Ilımlı İslam”ın bir ittifak değil, biat projesi olduğunu bir türlü görememiş olanlar, şimdi acı acı yakınıyorlar:
- BOP’un eşbaşkanı, ılımlı İslamın yıldızına ittifak anlayışına aykırı bu davranış reva mı?
ABD’nin yanıtı ise kısa ve kesin:
- Why not!
Gerçekten de neden olmasın, ABD yüzyıldır Kürt kartına verdiği önceliği saklamıyor ki? Şimdi nobran Trump Türkiye’nin kafasına vura vura, bölgede bu projeyi tanklarıyla herkese karşı savunacağını ilan etmekte.
Mesele bundan ibaret!
Peki, Türkiye bu durum karşısında ne yapıyor?
Türkiye eski bir şarkıyı mırıldanıyor:
- Bir gece ansızın gelebilirim!..
Ne demektir “bir gece ansızın gelebilirim”?
Bir gece ansızın gelebilirim, kavgada artık darbe indirmek olanağını kaybetmiş olanın boş tehdit olduğunu herkesin daha baştan anladığı “ben sana gösteririm!” vozurdanmasıdır, bir kıymeti harbiyesi yoktur ve Türkiye’nin de haber vermeden bir “gece ansızın” gidemeyeceğini, yapabileceğinin en fazlasının önce Washington’u haberdar edip sonradan sınırlı hava harekâtı ile yetinmek olduğunu herkes bilmektedir. 

***

Bir gece ansızın gelebilirim” tehdidinin? ABD’ye mi, PYD’ye mi yönelik olduğu sorusunun bir anlamı yoktur. Çünkü bir kıymeti harbiyesi olmayan, bu çıkış ne ABD’ne ne de PYD’ye, yalnızca Türk kamuoyuna yöneliktir ve bunun gibi iç kamuoyuna yönelik efelenmelerin, hiçbir caydırıcılığı olmadığını herkes bilmektedir.
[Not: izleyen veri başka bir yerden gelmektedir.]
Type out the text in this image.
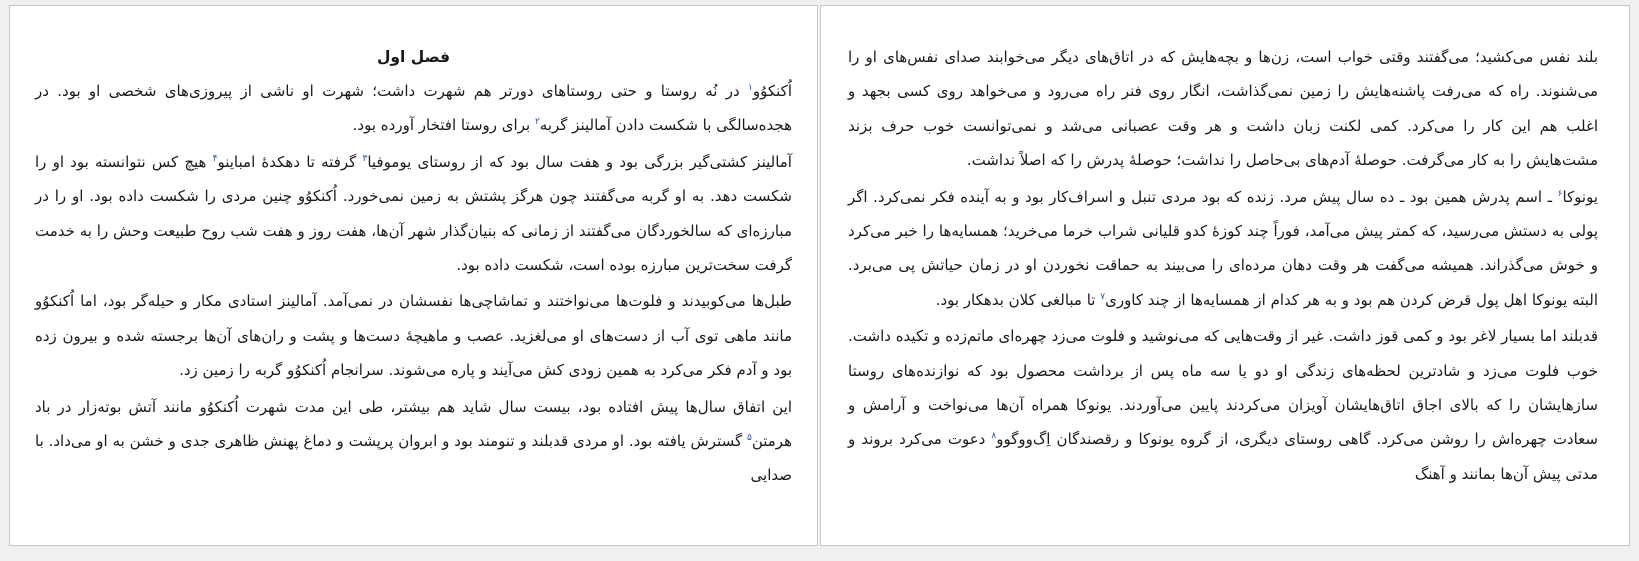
فصل اول

اُکنکوُو$^۱$ در نُه روستا و حتی روستاهای دورتر هم شهرت داشت؛ شهرت او ناشی از پیروزی‌های شخصی او بود. در هجده‌سالگی با شکست دادن آمالینز گربه$^۲$ برای روستا افتخار آورده بود.

آمالینز کشتی‌گیر بزرگی بود و هفت سال بود که از روستای یوموفیا$^۳$ گرفته تا دهکدهٔ امباینو$^۴$ هیچ کس نتوانسته بود او را شکست دهد. به او گربه می‌گفتند چون هرگز پشتش به زمین نمی‌خورد. اُکنکوُو چنین مردی را شکست داده بود. او را در مبارزه‌ای که سالخوردگان می‌گفتند از زمانی که بنیان‌گذار شهر آن‌ها، هفت روز و هفت شب روح طبیعت وحش را به خدمت گرفت سخت‌ترین مبارزه بوده است، شکست داده بود.

طبل‌ها می‌کوبیدند و فلوت‌ها می‌نواختند و تماشاچی‌ها نفسشان در نمی‌آمد. آمالینز استادی مکار و حیله‌گر بود، اما اُکنکوُو مانند ماهی توی آب از دست‌های او می‌لغزید. عصب و ماهیچهٔ دست‌ها و پشت و ران‌های آن‌ها برجسته شده و بیرون زده بود و آدم فکر می‌کرد به همین زودی کش می‌آیند و پاره می‌شوند. سرانجام اُکنکوُو گربه را زمین زد.

این اتفاق سال‌ها پیش افتاده بود، بیست سال شاید هم بیشتر، طی این مدت شهرت اُکنکوُو مانند آتش بوته‌زار در باد هرمتن$^۵$ گسترش یافته بود. او مردی قدبلند و تنومند بود و ابروان پرپشت و دماغ پهنش ظاهری جدی و خشن به او می‌داد. با صدایی

بلند نفس می‌کشید؛ می‌گفتند وقتی خواب است، زن‌ها و بچه‌هایش که در اتاق‌های دیگر می‌خوابند صدای نفس‌های او را می‌شنوند. راه که می‌رفت پاشنه‌هایش را زمین نمی‌گذاشت، انگار روی فنر راه می‌رود و می‌خواهد روی کسی بجهد و اغلب هم این کار را می‌کرد. کمی لکنت زبان داشت و هر وقت عصبانی می‌شد و نمی‌توانست خوب حرف بزند مشت‌هایش را به کار می‌گرفت. حوصلهٔ آدم‌های بی‌حاصل را نداشت؛ حوصلهٔ پدرش را که اصلاً نداشت.

یونوکا$^۶$ ـ اسم پدرش همین بود ـ ده سال پیش مرد. زنده که بود مردی تنبل و اسراف‌کار بود و به آینده فکر نمی‌کرد. اگر پولی به دستش می‌رسید، که کمتر پیش می‌آمد، فوراً چند کوزهٔ کدو قلیانی شراب خرما می‌خرید؛ همسایه‌ها را خبر می‌کرد و خوش می‌گذراند. همیشه می‌گفت هر وقت دهان مرده‌ای را می‌بیند به حماقت نخوردن او در زمان حیاتش پی می‌برد. البته یونوکا اهل پول قرض کردن هم بود و به هر کدام از همسایه‌ها از چند کاوری$^۷$ تا مبالغی کلان بدهکار بود.

قدبلند اما بسیار لاغر بود و کمی قوز داشت. غیر از وقت‌هایی که می‌نوشید و فلوت می‌زد چهره‌ای ماتم‌زده و تکیده داشت. خوب فلوت می‌زد و شادترین لحظه‌های زندگی او دو یا سه ماه پس از برداشت محصول بود که نوازنده‌های روستا سازهایشان را که بالای اجاق اتاق‌هایشان آویزان می‌کردند پایین می‌آوردند. یونوکا همراه آن‌ها می‌نواخت و آرامش و سعادت چهره‌اش را روشن می‌کرد. گاهی روستای دیگری، از گروه یونوکا و رقصندگان اِگ‌ووگوو$^۸$ دعوت می‌کرد بروند و مدتی پیش آن‌ها بمانند و آهنگ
Cumhurbaşkanı Tayyip Erdoğan’ın ABD Başkanı Trump ile ikili görüşmesinin arifesinde, Ilımlı İslam Projesi de, BOP’un eşbaşkanlığı hevesleri de iflas etmiş durumdadır.
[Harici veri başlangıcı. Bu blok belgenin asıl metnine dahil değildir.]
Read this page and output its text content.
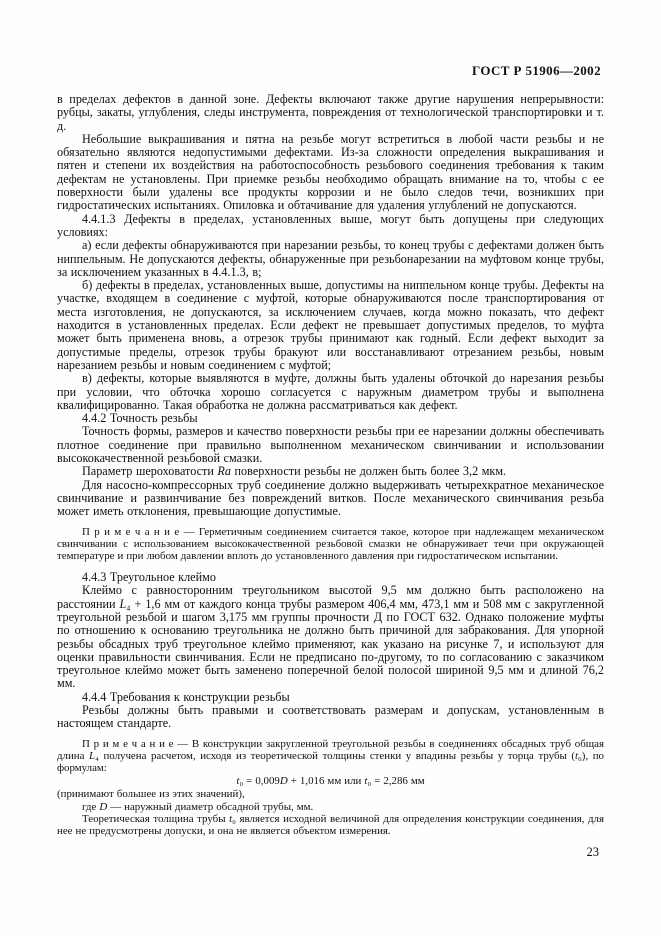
ГОСТ Р 51906—2002

в пределах дефектов в данной зоне. Дефекты включают также другие нарушения непрерывности: рубцы, закаты, углубления, следы инструмента, повреждения от технологической транспортировки и т. д.

Небольшие выкрашивания и пятна на резьбе могут встретиться в любой части резьбы и не обязательно являются недопустимыми дефектами. Из-за сложности определения выкрашивания и пятен и степени их воздействия на работоспособность резьбового соединения требования к таким дефектам не установлены. При приемке резьбы необходимо обращать внимание на то, чтобы с ее поверхности были удалены все продукты коррозии и не было следов течи, возникших при гидростатических испытаниях. Опиловка и обтачивание для удаления углублений не допускаются.

4.4.1.3 Дефекты в пределах, установленных выше, могут быть допущены при следующих условиях:

а) если дефекты обнаруживаются при нарезании резьбы, то конец трубы с дефектами должен быть ниппельным. Не допускаются дефекты, обнаруженные при резьбонарезании на муфтовом конце трубы, за исключением указанных в 4.4.1.3, в;

б) дефекты в пределах, установленных выше, допустимы на ниппельном конце трубы. Дефекты на участке, входящем в соединение с муфтой, которые обнаруживаются после транспортирования от места изготовления, не допускаются, за исключением случаев, когда можно показать, что дефект находится в установленных пределах. Если дефект не превышает допустимых пределов, то муфта может быть применена вновь, а отрезок трубы принимают как годный. Если дефект выходит за допустимые пределы, отрезок трубы бракуют или восстанавливают отрезанием резьбы, новым нарезанием резьбы и новым соединением с муфтой;

в) дефекты, которые выявляются в муфте, должны быть удалены обточкой до нарезания резьбы при условии, что обточка хорошо согласуется с наружным диаметром трубы и выполнена квалифицированно. Такая обработка не должна рассматриваться как дефект.

4.4.2 Точность резьбы

Точность формы, размеров и качество поверхности резьбы при ее нарезании должны обеспечивать плотное соединение при правильно выполненном механическом свинчивании и использовании высококачественной резьбовой смазки.

Параметр шероховатости Ra поверхности резьбы не должен быть более 3,2 мкм.

Для насосно-компрессорных труб соединение должно выдерживать четырехкратное механическое свинчивание и развинчивание без повреждений витков. После механического свинчивания резьба может иметь отклонения, превышающие допустимые.

П р и м е ч а н и е — Герметичным соединением считается такое, которое при надлежащем механическом свинчивании с использованием высококачественной резьбовой смазки не обнаруживает течи при окружающей температуре и при любом давлении вплоть до установленного давления при гидростатическом испытании.

4.4.3 Треугольное клеймо

Клеймо с равносторонним треугольником высотой 9,5 мм должно быть расположено на расстоянии L₄ + 1,6 мм от каждого конца трубы размером 406,4 мм, 473,1 мм и 508 мм с закругленной треугольной резьбой и шагом 3,175 мм группы прочности Д по ГОСТ 632. Однако положение муфты по отношению к основанию треугольника не должно быть причиной для забракования. Для упорной резьбы обсадных труб треугольное клеймо применяют, как указано на рисунке 7, и используют для оценки правильности свинчивания. Если не предписано по-другому, то по согласованию с заказчиком треугольное клеймо может быть заменено поперечной белой полосой шириной 9,5 мм и длиной 76,2 мм.

4.4.4 Требования к конструкции резьбы

Резьбы должны быть правыми и соответствовать размерам и допускам, установленным в настоящем стандарте.

П р и м е ч а н и е — В конструкции закругленной треугольной резьбы в соединениях обсадных труб общая длина L₄ получена расчетом, исходя из теоретической толщины стенки у впадины резьбы у торца трубы (t₀), по формулам:

t₀ = 0,009D + 1,016 мм или t₀ = 2,286 мм

(принимают большее из этих значений),

где D — наружный диаметр обсадной трубы, мм.

Теоретическая толщина трубы t₀ является исходной величиной для определения конструкции соединения, для нее не предусмотрены допуски, и она не является объектом измерения.

23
Ilımlı İslam Projesi, Ankara’daki iktidarın yeterince uyumlu olmaması her değişiklikte duruma uyacak esnekliğe ve manevra kabiliyetine sahip bulunmaması, durumu doğru okumayı becerememesi yüzünden iflas etmiştir, yoksa yeterince ılımlı olmaması demokrasinin ölçütlerine uygun davranmaması yüzünden değil. Kısacası Tayyip Bey’in yıldızı olduğu model, yeterince ılımlı olmadığından değil, yeterince uyumlu olmadığından işlememiştir.
Bütün bunlara koşut olarak da, İktidarın Kürt politikası hem ulusal bazda, hem de bölgesel bazda iflas etmiştir.
Son olarak yaşananlar göstermiştir ki, Türkiye’de hangi iktidar olursa olsun, ulusal ve bölgesel bazda yeni bir Kürt politikası oluşturmak zorundadır.